Hey, can you sign in for me? The hidden cost of ‘buddy punching’ to ECEC employers

by Freya Lucas

January 14, 2021

Buddy punching – at first glance, this American terminology sounds vaguely sinister, and conjures up images of inappropriate conduct when taken in an employment environment.

 

Buddy punching is, in fact, a term that describes a practice that can affect up to 75 per cent of business, early childhood education and care (ECEC) included. 

 

The term means the process of having a teammate sign in for another employee, and often has an innocent beginning. An educator may walk through the door with their arms full of resources, and ask someone at the computer to sign them in. Leaders may see that educators are busy with children and families, and sign them on to or off a shift, thinking they are being a helpful colleague. 

 

However, over time, these instances can add up for employers. Research from the American Payroll Association (APA), for example, shows that 74 per cent of employers are experiencing losses due to buddy punching. In terms of money, this amounts to 2.2 per cent of gross payroll.

 

Buddy punching, research says, can impact the overall productivity of a team as well as compromising the accuracy of timesheets and payroll hours calculation. In a regulatory context, buddy punching has consequences for ratio logs, and incident reporting, when it comes time to determine who was working directly with children at any given time. 

 

In some cases, an employee who is running late to begin their shift may call the ECEC service and ask someone to log them in, to save time when they arrive, and allow them to go directly to working with children. 

 

Just as it is important for ECEC employers to meet their full entitlements in terms of providing overtime or time in lieu for activities conducted outside of working hours,  it is also important for employees to be accurate in recording their hours of service. 

 

Buddy punching can lead to lower employee morale. If some teammates clock in for one another, others may feel that they have to take the workload of the absent person instead. This can lead to frustration and a sense that dishonesty is tolerated.

 

It can also result in conflict between different groups within the team. If an employee decides to speak out about buddy punching to management, this can create a range of different issues.

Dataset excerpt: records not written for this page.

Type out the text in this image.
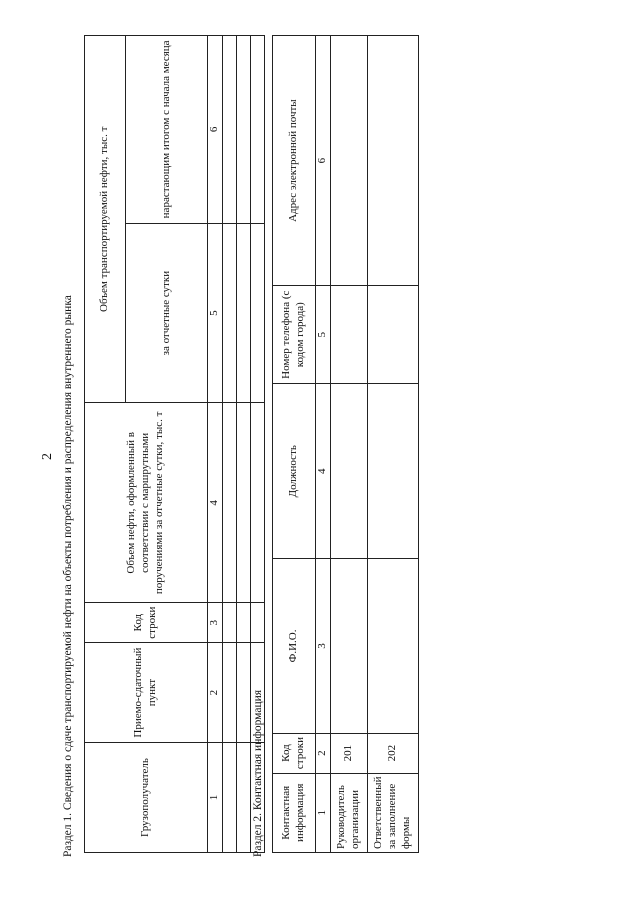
2 Раздел 1. Сведения о сдаче транспортируемой нефти на объекты потребления и распределения внутреннего рынка	Грузополучатель	Приемо-сдаточный пункт	Код строки	Объем нефти, оформленный в соответствии с маршрутными поручениями за отчетные сутки, тыс. т	Объем транспортируемой нефти, тыс. т	
				за отчетные сутки	нарастающим итогом с начала месяца
1	2	3	4	5	6

Раздел 2. Контактная информация Контактная информация	Код строки	Ф.И.О.	Должность	Номер телефона (с кодом города)	Адрес электронной почты
1	2	3	4	5	6
Руководитель организации	201				
Ответственный за заполнение формы	202				
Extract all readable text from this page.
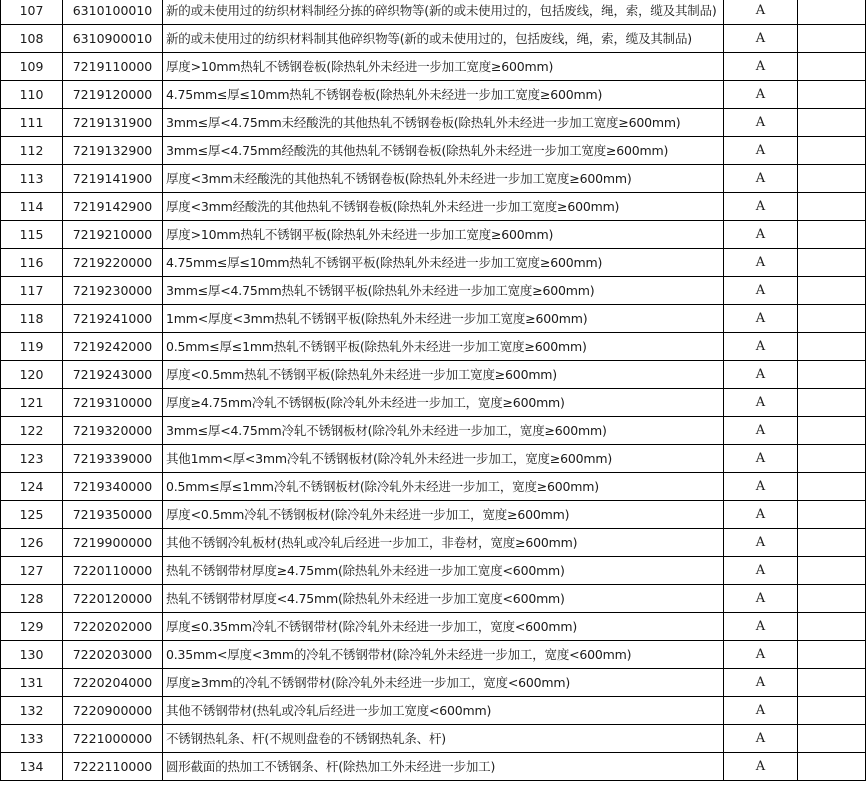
107	6310100010	新的或未使用过的纺织材料制经分拣的碎织物等(新的或未使用过的，包括废线，绳，索，缆及其制品)	A	
108	6310900010	新的或未使用过的纺织材料制其他碎织物等(新的或未使用过的，包括废线，绳，索，缆及其制品)	A	
109	7219110000	厚度>10mm热轧不锈钢卷板(除热轧外未经进一步加工宽度≥600mm)	A	
110	7219120000	4.75mm≤厚≤10mm热轧不锈钢卷板(除热轧外未经进一步加工宽度≥600mm)	A	
111	7219131900	3mm≤厚<4.75mm未经酸洗的其他热轧不锈钢卷板(除热轧外未经进一步加工宽度≥600mm)	A	
112	7219132900	3mm≤厚<4.75mm经酸洗的其他热轧不锈钢卷板(除热轧外未经进一步加工宽度≥600mm)	A	
113	7219141900	厚度<3mm未经酸洗的其他热轧不锈钢卷板(除热轧外未经进一步加工宽度≥600mm)	A	
114	7219142900	厚度<3mm经酸洗的其他热轧不锈钢卷板(除热轧外未经进一步加工宽度≥600mm)	A	
115	7219210000	厚度>10mm热轧不锈钢平板(除热轧外未经进一步加工宽度≥600mm)	A	
116	7219220000	4.75mm≤厚≤10mm热轧不锈钢平板(除热轧外未经进一步加工宽度≥600mm)	A	
117	7219230000	3mm≤厚<4.75mm热轧不锈钢平板(除热轧外未经进一步加工宽度≥600mm)	A	
118	7219241000	1mm<厚度<3mm热轧不锈钢平板(除热轧外未经进一步加工宽度≥600mm)	A	
119	7219242000	0.5mm≤厚≤1mm热轧不锈钢平板(除热轧外未经进一步加工宽度≥600mm)	A	
120	7219243000	厚度<0.5mm热轧不锈钢平板(除热轧外未经进一步加工宽度≥600mm)	A	
121	7219310000	厚度≥4.75mm冷轧不锈钢板(除冷轧外未经进一步加工，宽度≥600mm)	A	
122	7219320000	3mm≤厚<4.75mm冷轧不锈钢板材(除冷轧外未经进一步加工，宽度≥600mm)	A	
123	7219339000	其他1mm<厚<3mm冷轧不锈钢板材(除冷轧外未经进一步加工，宽度≥600mm)	A	
124	7219340000	0.5mm≤厚≤1mm冷轧不锈钢板材(除冷轧外未经进一步加工，宽度≥600mm)	A	
125	7219350000	厚度<0.5mm冷轧不锈钢板材(除冷轧外未经进一步加工，宽度≥600mm)	A	
126	7219900000	其他不锈钢冷轧板材(热轧或冷轧后经进一步加工，非卷材，宽度≥600mm)	A	
127	7220110000	热轧不锈钢带材厚度≥4.75mm(除热轧外未经进一步加工宽度<600mm)	A	
128	7220120000	热轧不锈钢带材厚度<4.75mm(除热轧外未经进一步加工宽度<600mm)	A	
129	7220202000	厚度≤0.35mm冷轧不锈钢带材(除冷轧外未经进一步加工，宽度<600mm)	A	
130	7220203000	0.35mm<厚度<3mm的冷轧不锈钢带材(除冷轧外未经进一步加工，宽度<600mm)	A	
131	7220204000	厚度≥3mm的冷轧不锈钢带材(除冷轧外未经进一步加工，宽度<600mm)	A	
132	7220900000	其他不锈钢带材(热轧或冷轧后经进一步加工宽度<600mm)	A	
133	7221000000	不锈钢热轧条、杆(不规则盘卷的不锈钢热轧条、杆)	A	
134	7222110000	圆形截面的热加工不锈钢条、杆(除热加工外未经进一步加工)	A	
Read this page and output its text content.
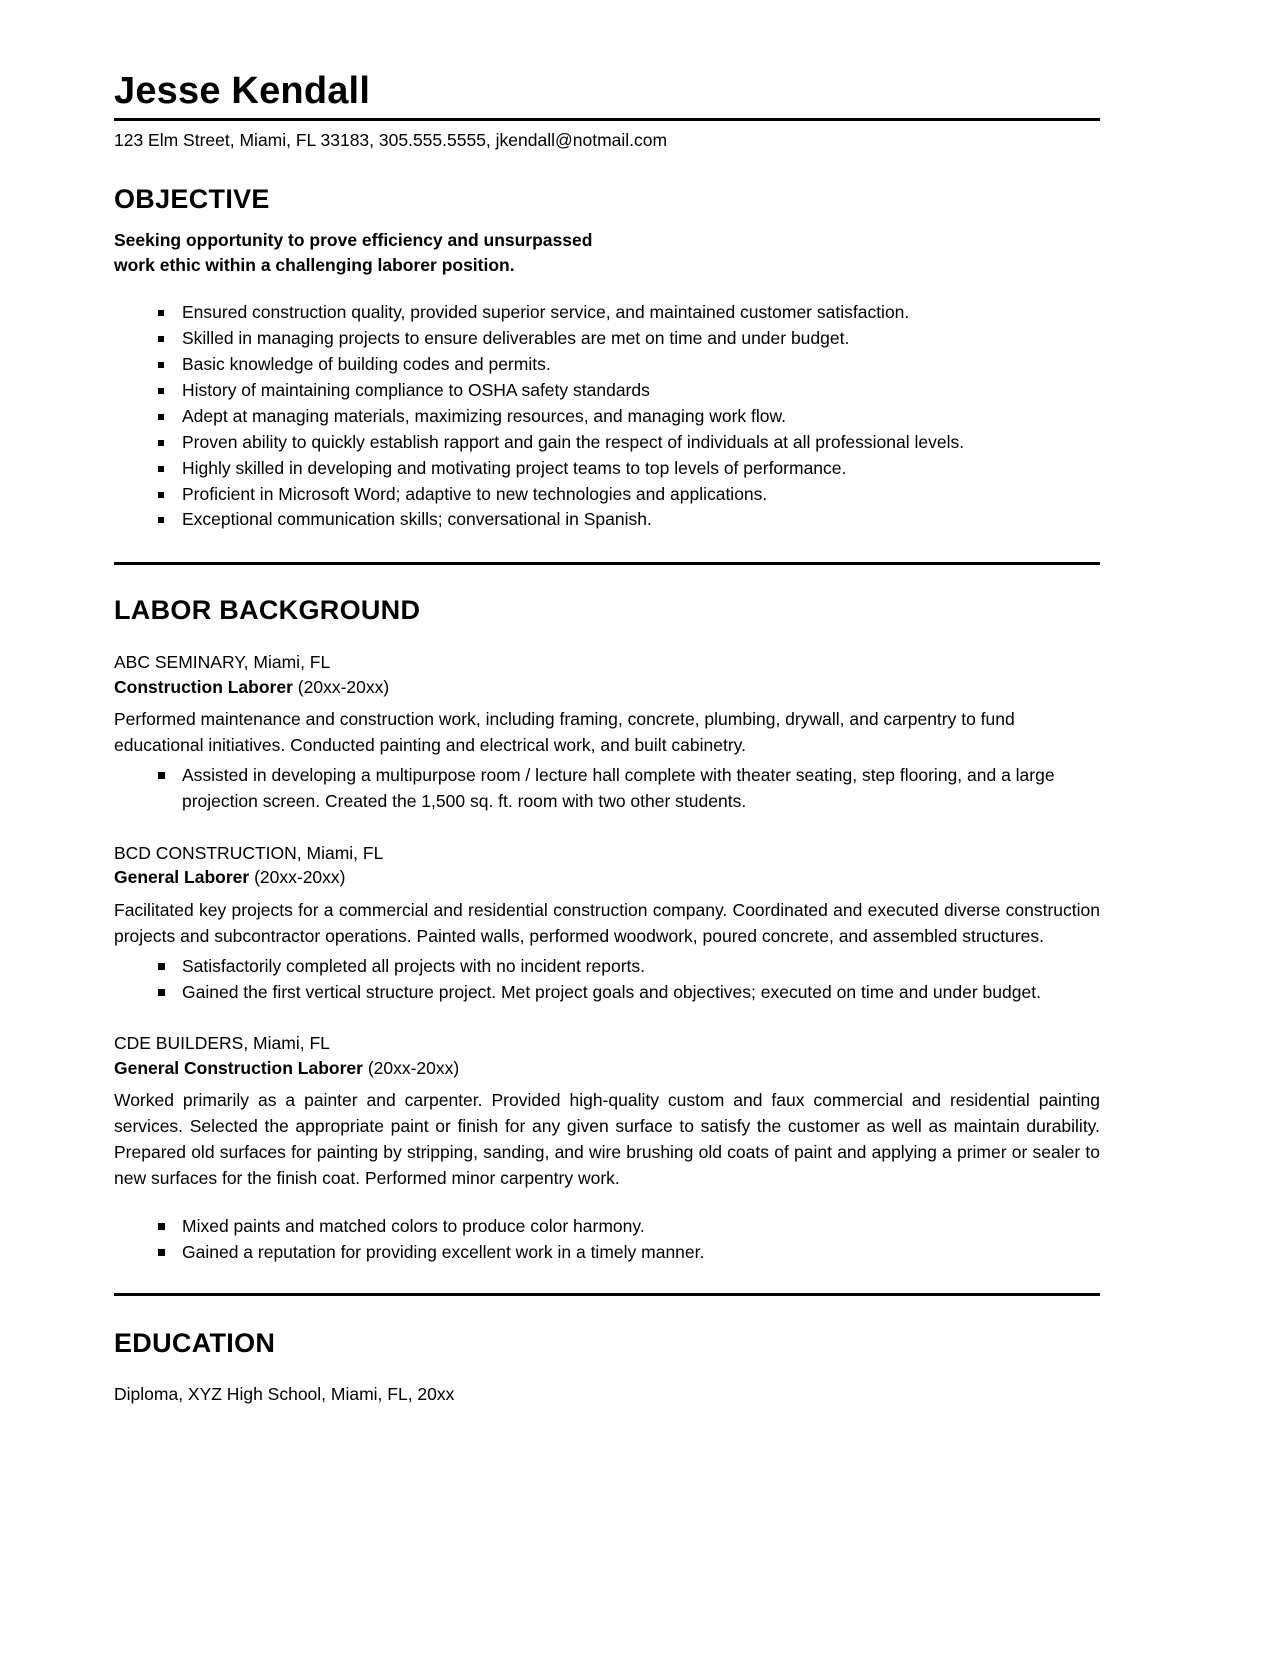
Jesse Kendall
123 Elm Street, Miami, FL 33183, 305.555.5555, jkendall@notmail.com
OBJECTIVE
Seeking opportunity to prove efficiency and unsurpassed
work ethic within a challenging laborer position.
Ensured construction quality, provided superior service, and maintained customer satisfaction.
Skilled in managing projects to ensure deliverables are met on time and under budget.
Basic knowledge of building codes and permits.
History of maintaining compliance to OSHA safety standards
Adept at managing materials, maximizing resources, and managing work flow.
Proven ability to quickly establish rapport and gain the respect of individuals at all professional levels.
Highly skilled in developing and motivating project teams to top levels of performance.
Proficient in Microsoft Word; adaptive to new technologies and applications.
Exceptional communication skills; conversational in Spanish.
LABOR BACKGROUND
ABC SEMINARY, Miami, FL
Construction Laborer (20xx-20xx)
Performed maintenance and construction work, including framing, concrete, plumbing, drywall, and carpentry to fund educational initiatives. Conducted painting and electrical work, and built cabinetry.
Assisted in developing a multipurpose room / lecture hall complete with theater seating, step flooring, and a large projection screen. Created the 1,500 sq. ft. room with two other students.
BCD CONSTRUCTION, Miami, FL
General Laborer (20xx-20xx)
Facilitated key projects for a commercial and residential construction company. Coordinated and executed diverse construction projects and subcontractor operations. Painted walls, performed woodwork, poured concrete, and assembled structures.
Satisfactorily completed all projects with no incident reports.
Gained the first vertical structure project. Met project goals and objectives; executed on time and under budget.
CDE BUILDERS, Miami, FL
General Construction Laborer (20xx-20xx)
Worked primarily as a painter and carpenter. Provided high-quality custom and faux commercial and residential painting services. Selected the appropriate paint or finish for any given surface to satisfy the customer as well as maintain durability. Prepared old surfaces for painting by stripping, sanding, and wire brushing old coats of paint and applying a primer or sealer to new surfaces for the finish coat. Performed minor carpentry work.
Mixed paints and matched colors to produce color harmony.
Gained a reputation for providing excellent work in a timely manner.
EDUCATION
Diploma, XYZ High School, Miami, FL, 20xx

It can be perceived as a betrayal to colleagues, resulting in negative feelings toward one another.

 

There are a number of technology-based solutions to buddy punching, such as fingerprint scanners, password protected employee payroll programs, and a variety of other solutions. 

 

Ultimately, however, good communication with ECEC teams about the financial and regulatory consequences of not keeping accurate employee records will typically suffice.